When it comes to the wisdom of the law, that’s not surprising. After all, there is a legitimate ideological debate about whether it is a wise use of federal power to require individuals to obtain health insurance or a wise use of federal resources to spend so much on subsidizing coverage.
What’s more puzzling, and more disturbing, is the still-raging division over the real-world effect of the ACA. “It is important that everyone understand how absolutely fantastic it was for the people of this country,” said Senate Minority Leader Harry Reid (D-Nev.).
“It just isn’t working,” insisted Sen. Orrin Hatch (R-Utah). “In fact, it is, by most objective accounts, an unmitigated disaster.”
Here’s my take, after talking to numerous health-care experts and examining the data: Notwithstanding its bumpy rollout, the law has accomplished its goal of expanding coverage — at a significantly lower cost than expected.
Certainly, the president overpromised when he told people that, if they liked their health insurance, they could keep it; by its own terms, the law set new standards for required coverage. Certainly, some individuals, particularly younger and healthier customers, find themselves paying more; again, such winners and losers were an inevitable consequence of the individual mandate and minimum-coverage rules.
Meantime, the scariest warnings — of employers rushing to drop coverage and insurance markets ensnared in death spirals of ever-rising premiums — have not come to pass.
Where the law has yet to fully deliver on its promises — and some wonder whether it will — is in the area of cost containment and quality improvement. The growth in health-care costs has slowed dramatically, but there is a continuing debate about what role the ACA played. In any event, health care continues to consume an unacceptable 17 percent of GDP.
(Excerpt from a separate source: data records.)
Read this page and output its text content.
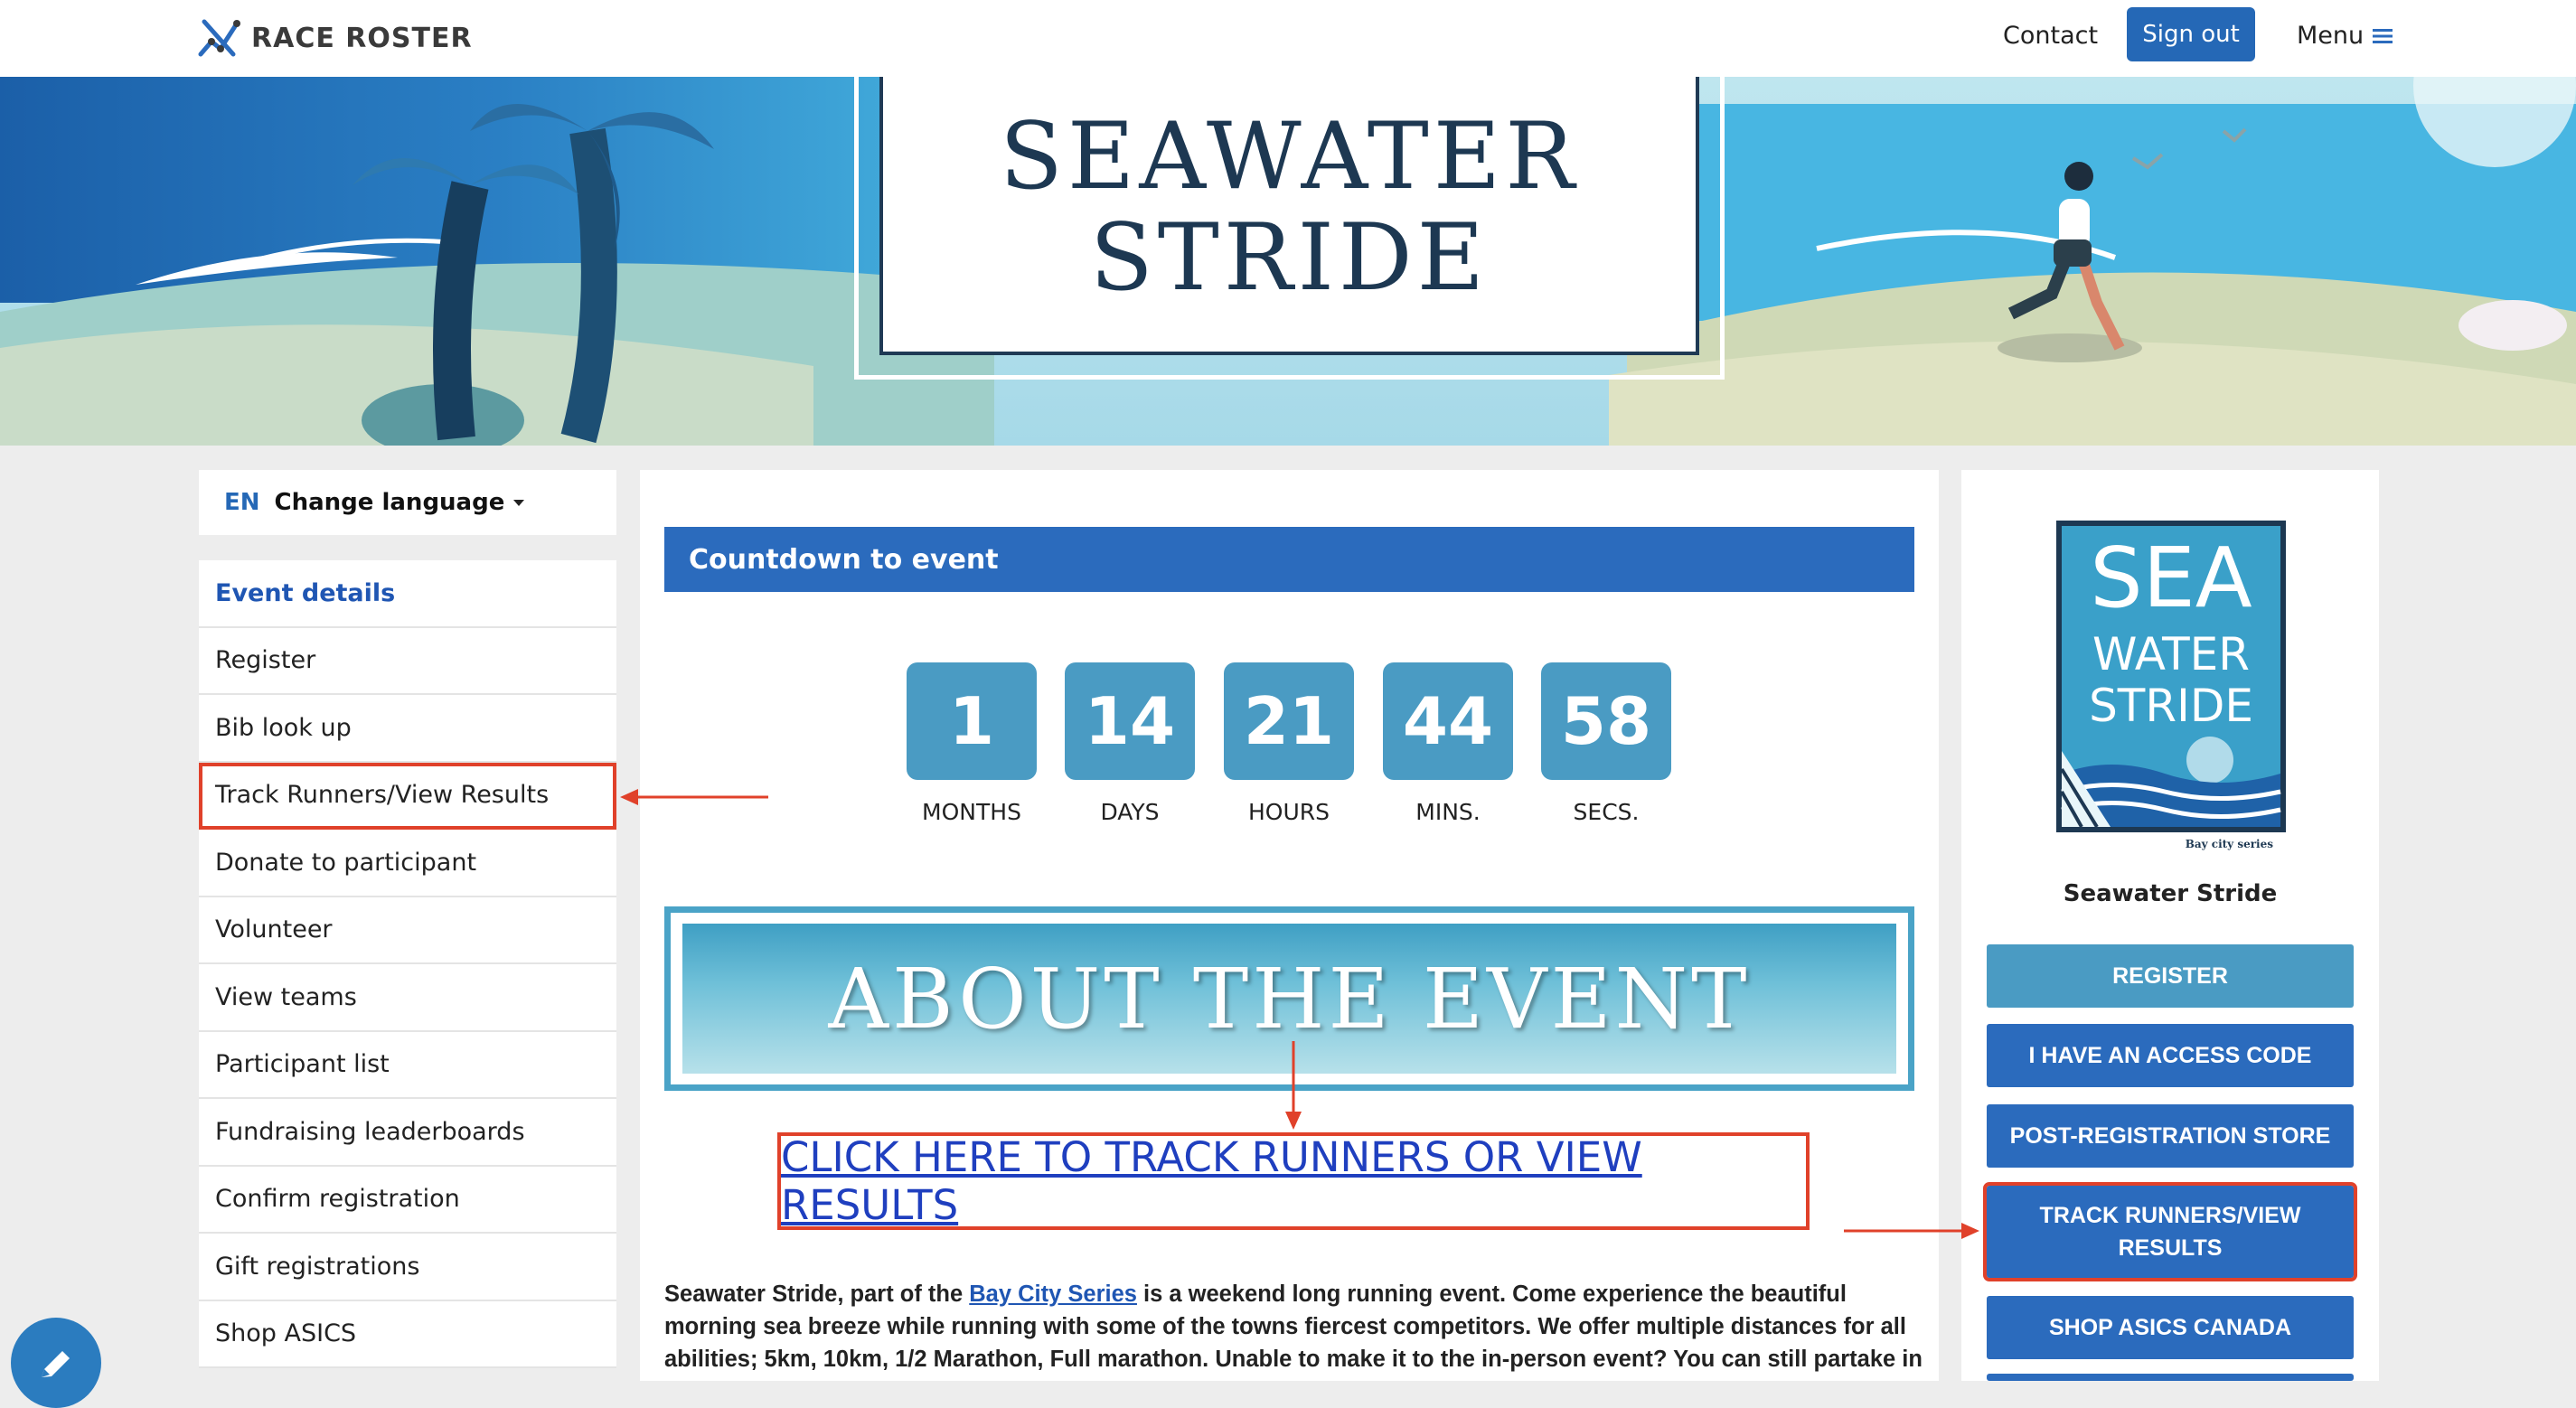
RACE ROSTER	Contact	Sign out	Menu
SEAWATER
STRIDE
EN Change language
Event details
Register
Bib look up
Track Runners/View Results
Donate to participant
Volunteer
View teams
Participant list
Fundraising leaderboards
Confirm registration
Gift registrations
Shop ASICS
Countdown to event
1	14	21	44	58
MONTHS	DAYS	HOURS	MINS.	SECS.
ABOUT THE EVENT
CLICK HERE TO TRACK RUNNERS OR VIEW RESULTS
Seawater Stride, part of the Bay City Series is a weekend long running event. Come experience the beautiful morning sea breeze while running with some of the towns fiercest competitors. We offer multiple distances for all abilities; 5km, 10km, 1/2 Marathon, Full marathon. Unable to make it to the in-person event? You can still partake in
SEA
WATER
STRIDE
Bay city series
Seawater Stride
REGISTER
I HAVE AN ACCESS CODE
POST-REGISTRATION STORE
TRACK RUNNERS/VIEW RESULTS
SHOP ASICS CANADA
Some facts (space doesn’t permit me to go into every detail) to back up these assessments:
Coverage. More than 16 million Americans have gained insurance, according to the Department of Health and Human Services, including through the state and federal exchanges, the expansion of Medicaid and the Children’s Health Insurance Program and the requirement that children be allowed to remain on parents’ policies until age 26.
The increase would be even greater had the Supreme Court not made the Medicaid expansion optional for states; 27 of them have accepted generous federal funding to cover those earning up to 138 percent of the poverty level. Still, the share of uninsured among the nonelderly (those age 65 and older obtain health care through Medicare) is at its lowest level ever recorded.
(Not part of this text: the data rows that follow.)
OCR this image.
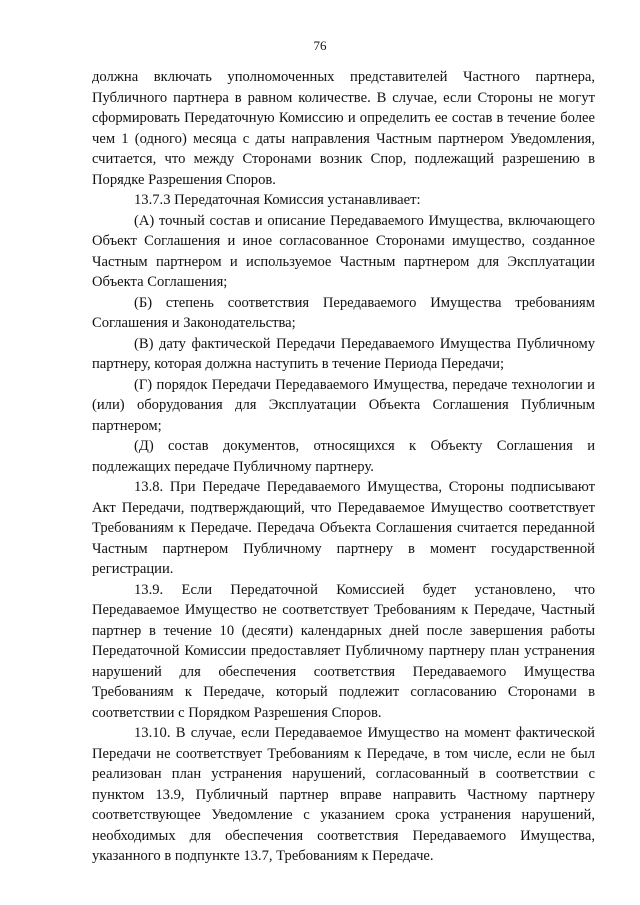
76

должна включать уполномоченных представителей Частного партнера, Публичного партнера в равном количестве. В случае, если Стороны не могут сформировать Передаточную Комиссию и определить ее состав в течение более чем 1 (одного) месяца с даты направления Частным партнером Уведомления, считается, что между Сторонами возник Спор, подлежащий разрешению в Порядке Разрешения Споров.

13.7.3 Передаточная Комиссия устанавливает:

(А) точный состав и описание Передаваемого Имущества, включающего Объект Соглашения и иное согласованное Сторонами имущество, созданное Частным партнером и используемое Частным партнером для Эксплуатации Объекта Соглашения;

(Б) степень соответствия Передаваемого Имущества требованиям Соглашения и Законодательства;

(В) дату фактической Передачи Передаваемого Имущества Публичному партнеру, которая должна наступить в течение Периода Передачи;

(Г) порядок Передачи Передаваемого Имущества, передаче технологии и (или) оборудования для Эксплуатации Объекта Соглашения Публичным партнером;

(Д) состав документов, относящихся к Объекту Соглашения и подлежащих передаче Публичному партнеру.

13.8. При Передаче Передаваемого Имущества, Стороны подписывают Акт Передачи, подтверждающий, что Передаваемое Имущество соответствует Требованиям к Передаче. Передача Объекта Соглашения считается переданной Частным партнером Публичному партнеру в момент государственной регистрации.

13.9. Если Передаточной Комиссией будет установлено, что Передаваемое Имущество не соответствует Требованиям к Передаче, Частный партнер в течение 10 (десяти) календарных дней после завершения работы Передаточной Комиссии предоставляет Публичному партнеру план устранения нарушений для обеспечения соответствия Передаваемого Имущества Требованиям к Передаче, который подлежит согласованию Сторонами в соответствии с Порядком Разрешения Споров.

13.10. В случае, если Передаваемое Имущество на момент фактической Передачи не соответствует Требованиям к Передаче, в том числе, если не был реализован план устранения нарушений, согласованный в соответствии с пунктом 13.9, Публичный партнер вправе направить Частному партнеру соответствующее Уведомление с указанием срока устранения нарушений, необходимых для обеспечения соответствия Передаваемого Имущества, указанного в подпункте 13.7, Требованиям к Передаче.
As predicted, millions remain without coverage. According to a January analysis by the Congressional Budget Office, in 2015, 36 million nonelderly people will be uninsured. By 2025, that number will drop to 31 million, 1 in 9 nonelderly residents.
Of those, about 30 percent are unauthorized immigrants ineligible for help; 10 percent are ineligible for Medicaid because their states chose not to expand coverage; 15 percent to 20 percent are people eligible for Medicaid but not enrolled; and the rest (40 percent to 45 percent) simply decided not to purchase insurance.
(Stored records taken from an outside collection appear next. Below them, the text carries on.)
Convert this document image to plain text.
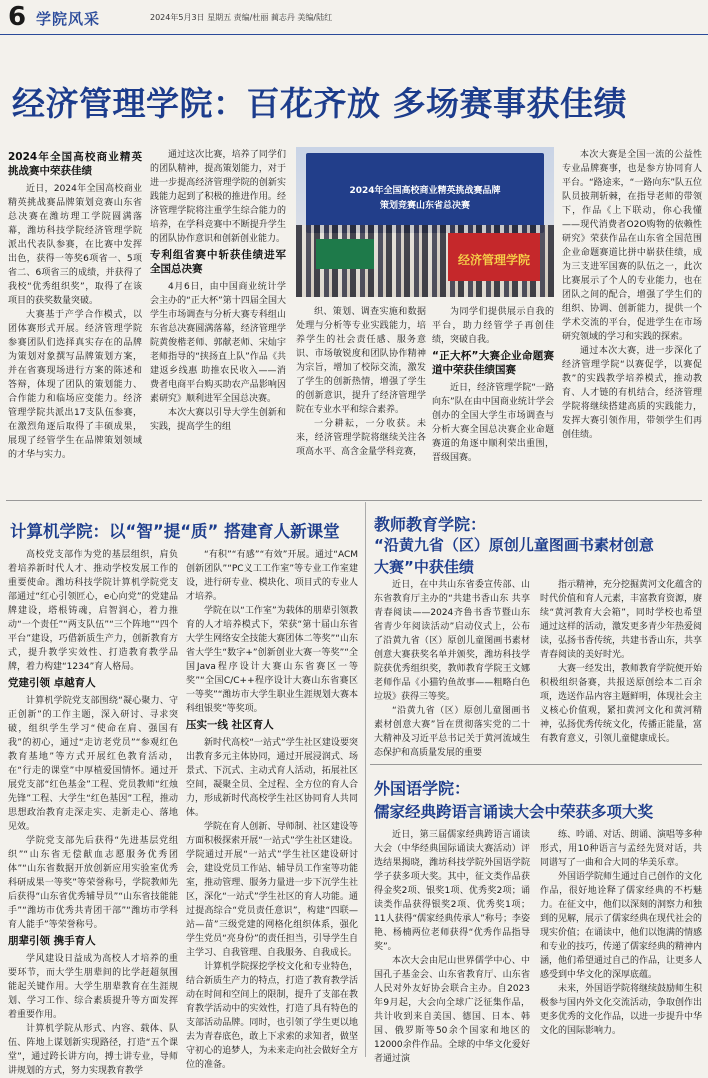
6 学院风采	2024年5月3日 星期五 责编/杜丽 蔺志丹 美编/陆红
经济管理学院：百花齐放 多场赛事获佳绩

2024年全国高校商业精英挑战赛中荣获佳绩

近日，2024年全国高校商业精英挑战赛品牌策划竞赛山东省总决赛在潍坊理工学院圆满落幕，潍坊科技学院经济管理学院派出代表队参赛，在比赛中发挥出色，获得一等奖6项省一、5项省二、6项省三的成绩，并获得了我校“优秀组织奖”，取得了在该项目的获奖数量突破。

大赛基于产学合作模式，以团体赛形式开展。经济管理学院参赛团队们选择真实存在的品牌为策划对象撰写品牌策划方案，并在省赛现场进行方案的陈述和答辩，体现了团队的策划能力、合作能力和临场应变能力。经济管理学院共派出17支队伍参赛，在激烈角逐后取得了丰硕成果，展现了经管学生在品牌策划领域的才华与实力。

通过这次比赛，培养了同学们的团队精神，提高策划能力，对于进一步提高经济管理学院的创新实践能力起到了积极的推进作用。经济管理学院将注重学生综合能力的培养，在学科竞赛中不断提升学生的团队协作意识和创新创业能力。

专利组省赛中斩获佳绩进军全国总决赛

4月6日，由中国商业统计学会主办的“正大杯”第十四届全国大学生市场调查与分析大赛专科组山东省总决赛圆满落幕，经济管理学院黄俊楷老师、郭献老师、宋灿宇老师指导的“挟扬直上队”作品《共建返乡线惠 助推农民收入——消费者电商平台购买助农产品影响因素研究》顺利进军全国总决赛。

本次大赛以引导大学生创新和实践，提高学生的组

2024年全国高校商业精英挑战赛品牌
策划竞赛山东省总决赛
经济管理学院

织、策划、调查实施和数据处理与分析等专业实践能力，培养学生的社会责任感、服务意识、市场敏锐度和团队协作精神为宗旨，增加了校际交流，激发了学生的创新热情，增强了学生的创新意识，提升了经济管理学院在专业水平和综合素养。

一分耕耘，一分收获。未来，经济管理学院将继续关注各项高水平、高含金量学科竞赛，

为同学们提供展示自我的平台，助力经管学子再创佳绩，突破自我。

“正大杯”大赛企业命题赛道中荣获佳绩国赛

近日，经济管理学院“一路向东”队在由中国商业统计学会创办的全国大学生市场调查与分析大赛全国总决赛企业命题赛道的角逐中顺利荣出重围，晋级国赛。

本次大赛是全国一流的公益性专业品牌赛事，也是参方协同育人平台。“路途来，“一路向东”队五位队员披荆斩棘，在指导老师的带领下，作品《上下联动，你心我懂——现代消费者O2O购物的依赖性研究》荣获作品在山东省全国范围企业命题赛道比拼中崭获佳绩，成为三支进军国赛的队伍之一，此次比赛展示了个人的专业能力，也在团队之间的配合，增强了学生们的组织、协调、创新能力，提供一个学术交流的平台，促进学生在市场研究领域的学习和实践的探索。

通过本次大赛，进一步深化了经济管理学院“以赛促学，以赛促教”的实践教学培养模式，推动教育、人才链的有机结合，经济管理学院将继续搭建高质的实践能力，发挥大赛引领作用，带领学生们再创佳绩。

计算机学院：以“智”提“质” 搭建育人新课堂

高校党支部作为党的基层组织，肩负着培养新时代人才、推动学校发展工作的重要使命。潍坊科技学院计算机学院党支部通过“红心引领匠心，e心向党”的党建品牌建设，塔根铸魂，启智润心，着力推动“一个责任”“两支队伍”“三个阵地”“四个平台”建设，巧借新质生产力，创新教育方式，提升教学实效性、打造教育教学品牌，着力构建“1234”育人格局。

党建引领 卓越育人

计算机学院党支部围绕“凝心聚力、守正创新”的工作主题，深入研讨、寻求突破，组织学生学习“使命在肩、强国有我”的初心，通过“走访老党员”“参观红色教育基地”等方式开展红色教育活动，在“行走的课堂”中厚植爱国情怀。通过开展党支部“红色基金”工程、党员教师“红烛先锋”工程、大学生“红色基因”工程，推动思想政治教育走深走实、走新走心、落地见效。

学院党支部先后获得“先进基层党组织”“山东省无偿献血志愿服务优秀团体”“山东省数据开放创新应用实验室优秀科研成果一等奖”等荣誉称号，学院教师先后获得“山东省优秀辅导员”“山东省技能能手”“潍坊市优秀共青团干部”“潍坊市学科育人能手”等荣誉称号。

朋辈引领 携手育人

学风建设日益成为高校人才培养的重要环节，而大学生朋辈间的比学赶超氛围能起关键作用。大学生朋辈教育在生涯规划、学习工作、综合素质提升等方面发挥着重要作用。

计算机学院从形式、内容、载体、队伍、阵地上谋划新实现路径，打造“五个课堂”，通过跨长讲方向，搏士讲专业，导师讲规划的方式，努力实现教育教学

“有积”“有感”“有效”开展。通过“ACM创新团队”“PC义工工作室”等专业工作室建设，进行研专业、模块化、项目式的专业人才培养。

学院在以“工作室”为载体的朋辈引领教育的人才培养模式下，荣获“第十届山东省大学生网络安全技能大赛团体二等奖”“山东省大学生“数字+”创新创业大赛一等奖”“全国Java程序设计大赛山东省赛区一等奖”“全国C/C++程序设计大赛山东省赛区一等奖”“潍坊市大学生职业生涯规划大赛本科组银奖”等奖项。

压实一线 社区育人

新时代高校“一站式”学生社区建设要突出教育多元主体协同，通过开展浸润式、场景式、下沉式、主动式育人活动，拓展社区空间，凝聚全员、全过程、全方位的育人合力，形成新时代高校学生社区协同育人共同体。

学院在育人创新、导师制、社区建设等方面积极探索开展“一站式”学生社区建设。学院通过开展“一站式”学生社区建设研讨会，建设党员工作站、辅导员工作室等功能室，推动管理、服务力量进一步下沉学生社区，深化“一站式”学生社区的育人功能。通过提高综合“党员责任意识”，构建“四联—站—苗”三级党建的网格化组织体系，强化学生党员“亮身份”的责任担当，引导学生自主学习、自我管理、自我服务、自我成长。

计算机学院探挖学校文化和专业特色，结合新质生产力的特点，打造了教育教学活动在时间和空间上的限制，提升了支部在教育教学活动中的实效性，打造了具有特色的支部活动品牌。同时，也引领了学生更以地去为青春底色，敢上下求索的求知者，做坚守初心的追梦人，为未来走向社会做好全方位的准备。

教师教育学院：
“沿黄九省（区）原创儿童图画书素材创意
大赛”中获佳绩

近日，在中共山东省委宣传部、山东省教育厅主办的“共建书香山东 共享青春阅读——2024齐鲁书香节暨山东省青少年阅读活动”启动仪式上，公布了沿黄九省（区）原创儿童图画书素材创意大赛获奖名单并颁奖，潍坊科技学院获优秀组织奖，教师教育学院王文娜老师作品《小猫钓鱼故事——粗略白色垃圾》获得三等奖。

“沿黄九省（区）原创儿童图画书素材创意大赛”旨在贯彻落实党的二十大精神及习近平总书记关于黄河流域生态保护和高质量发展的重要

指示精神，充分挖掘黄河文化蕴含的时代价值和育人元素，丰富教育资源，赓续“黄河教育大会箱”，同时学校也希望通过这样的活动，激发更多青少年热爱阅读，弘扬书香传统，共建书香山东，共享青春阅读的美好时光。

大赛一经发出，教师教育学院便开始积极组织备赛，共报送原创绘本二百余项，选送作品内容主题鲜明，体现社会主义核心价值观，紧扣黄河文化和黄河精神，弘扬优秀传统文化，传播正能量，富有教育意义，引领儿童健康成长。

外国语学院：
儒家经典跨语言诵读大会中荣获多项大奖

近日，第三届儒家经典跨语言诵读大会（中华经典国际诵读大赛活动）评选结果揭晓，潍坊科技学院外国语学院学子获多项大奖。其中，征文类作品获得金奖2项、银奖1项、优秀奖2项；诵读类作品获得银奖2项、优秀奖1项；11人获得“儒家经典传承人”称号；李姿艳、杨楠两位老师获得“优秀作品指导奖”。

本次大会由尼山世界儒学中心、中国孔子基金会、山东省教育厅、山东省人民对外友好协会联合主办。自2023年9月起，大会向全球广泛征集作品，共计收到来自美国、德国、日本、韩国、俄罗斯等50余个国家和地区的12000余件作品。全球的中华文化爱好者通过演

练、吟诵、对话、朗诵、演唱等多种形式，用10种语言与孟经先贤对话，共同谱写了一曲和合大同的华美乐章。

外国语学院师生通过自己创作的文化作品，很好地诠释了儒家经典的不朽魅力。在征文中，他们以深刻的洞察力和独到的见解，展示了儒家经典在现代社会的现实价值；在诵读中，他们以饱满的情感和专业的技巧，传递了儒家经典的精神内涵，他们希望通过自己的作品，让更多人感受到中华文化的深厚底蕴。

未来，外国语学院将继续鼓励师生积极参与国内外文化交流活动，争取创作出更多优秀的文化作品，以进一步提升中华文化的国际影响力。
Costs. Health-care costs and premiums for employer-sponsored insurance (the way most of us obtain coverage) have been rising at their lowest levels in years. On the exchanges, premium increases during the law’s second year mirrored that modest growth — averaging 2 percent on some midrange plans and 4 percent on the lowest-cost ones, according to the Kaiser Family Foundation.
Subsidies are available for those with incomes up to 400 percent of the poverty level; 85 percent of those purchasing insurance on exchanges obtained monthly subsidies, averaging $263 in the 37 states participating in the federal exchange, according to HHS. More than half selected plans with monthly premiums of $100 or less, after subsidies.
Still, some individuals encountered sticker shock. While average premiums fell in 14 states, 10 states saw double-digit increases, according to the Commonwealth Fund.
Relatedly, slower growth in health spending has saved the government money. According to the CBO, the net cost of coverage provisions for the five years ending in 2019 will be 20 percent ($139 billion) less than originally projected.
That’s a snapshot of the reality of reform. Not that it’s apt to make much of a dent in the overheated rhetoric.